Хотел, верно, успокоить, разгладить судорогу, ожившую на лице Петра, да не рассчитал.
– Мало, все мало… Дали полуполковника – нет, низко. Коли он князь, так стало и министр, и генерал. Князья, – Петр слепо, через стол протянул кулак. – В грязь бы не упасть.
Куракин летел куда-то вниз. Рассеялась, яко дым, мечта о повышении. И ему страдать из-за вора Мазепы.
Встали, оставив десерт нетронутым. Лакомиться, бражничать не время.
Данилыч, не мешкая, отправился добывать Батурин. Если не изъявят покорности, поступать как с изменниками, без жалости. Выжечь, истоптать мазепинское гнездо. Пускай зияет на месте города пятно сажи и крови. А в назидание потомкам водрузить каменный столб и прибить к нему литую доску с обличением преступного дела Мазепы.
Борису Куракину ехать в Киев. Ехать одному, на почтовых, взяв лишь денщика для охраны. Имя свое и миссию скрыть, притворяться кем угодно, хоть итальянцем Дамиани, как бывало встарь, в чужих землях.

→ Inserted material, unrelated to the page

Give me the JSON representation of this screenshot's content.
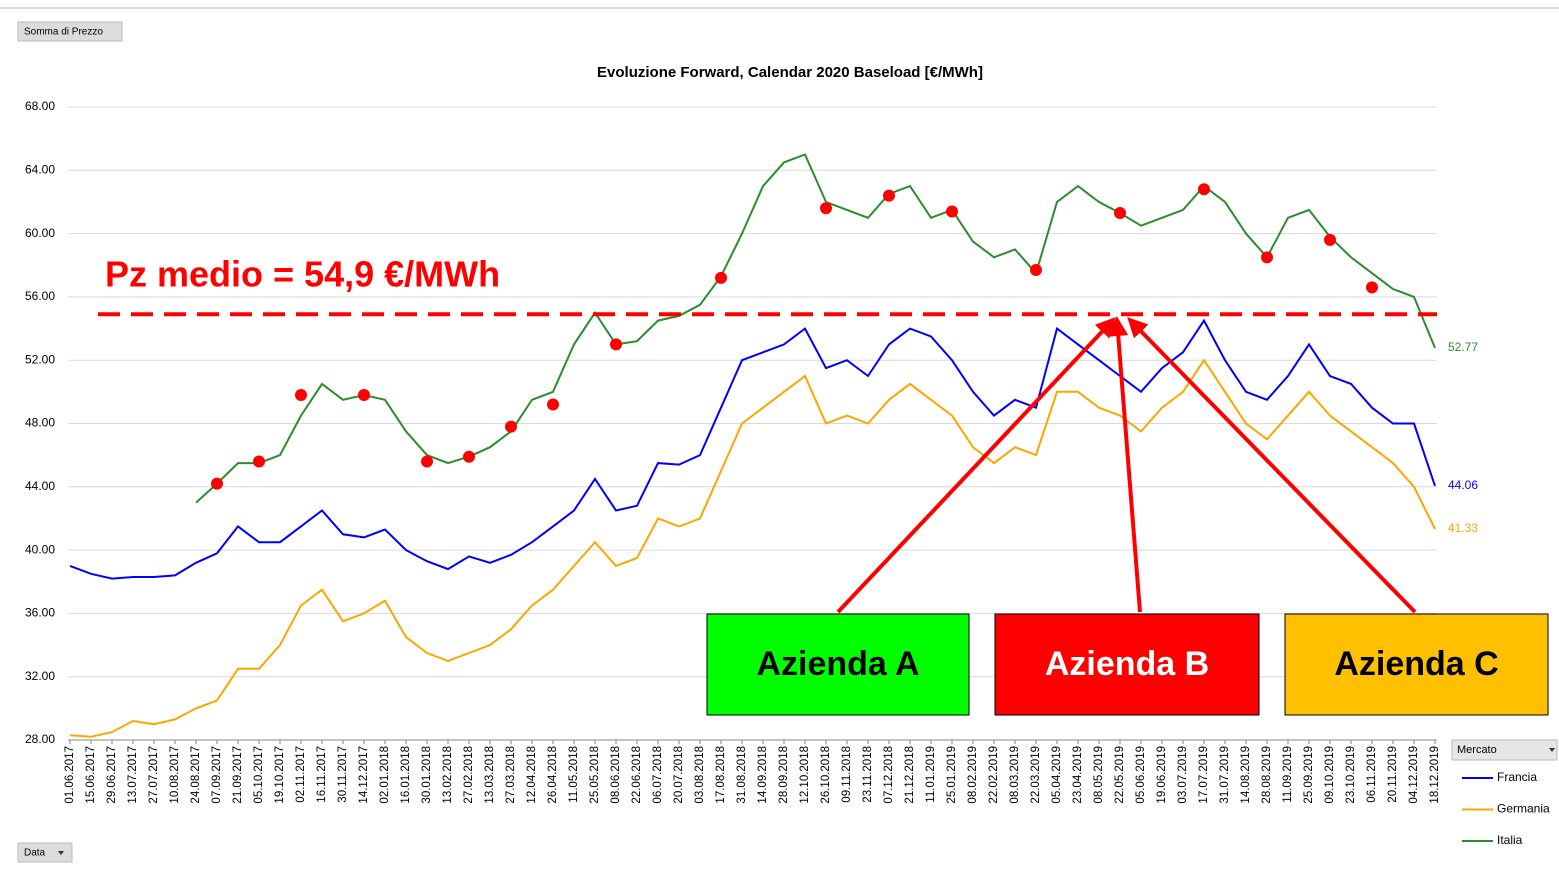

В Киеве потревожить набольшее духовенство – епископа Переяславского, митрополита Краковского, главных пастырей Печерского и других монастырей. Не дозволить им и половины дня на сборы, доставить в Глухов, где уже назначены выборы нового гетмана.
– Подойди учтиво! – долбил царь хмуро. – Поклонишься… Не дрова рубить. Попы тебя слушают.
Последнее прибавил как бы в утешение, хотя и без ласки. Среди духовных персон, поди-ка, окажется немало враждебности. Легче в открытом поле принять баталию. Зло, посеянное Мазепой, небось всюду проросло, жди пакости из-за угла либо в еде, в напитке…
«Выпало то интригами Долгорукова, искавшего мою голову», – написал Борис в тетради по-итальянски. Казалось, из темноты, облепившей дом, сочится зло. Проникает с ветром в пазы, задувает свечи…
Долгорукова, лукавого шептуна, не притянешь за волосы, не вызовешь на дуэллио. Повода к тому не выкажет.
Он-то какими заслугами кичится? Каким талантом озарил, заполучив Преображенский полк, ближний государев? Зато коварства в нем более, чем жиру, – дивно, что не лопнул. Хватает нахальства приставать с советами.
– Стрелять не разучился, князь? Пистолеты, чай, ржа поела.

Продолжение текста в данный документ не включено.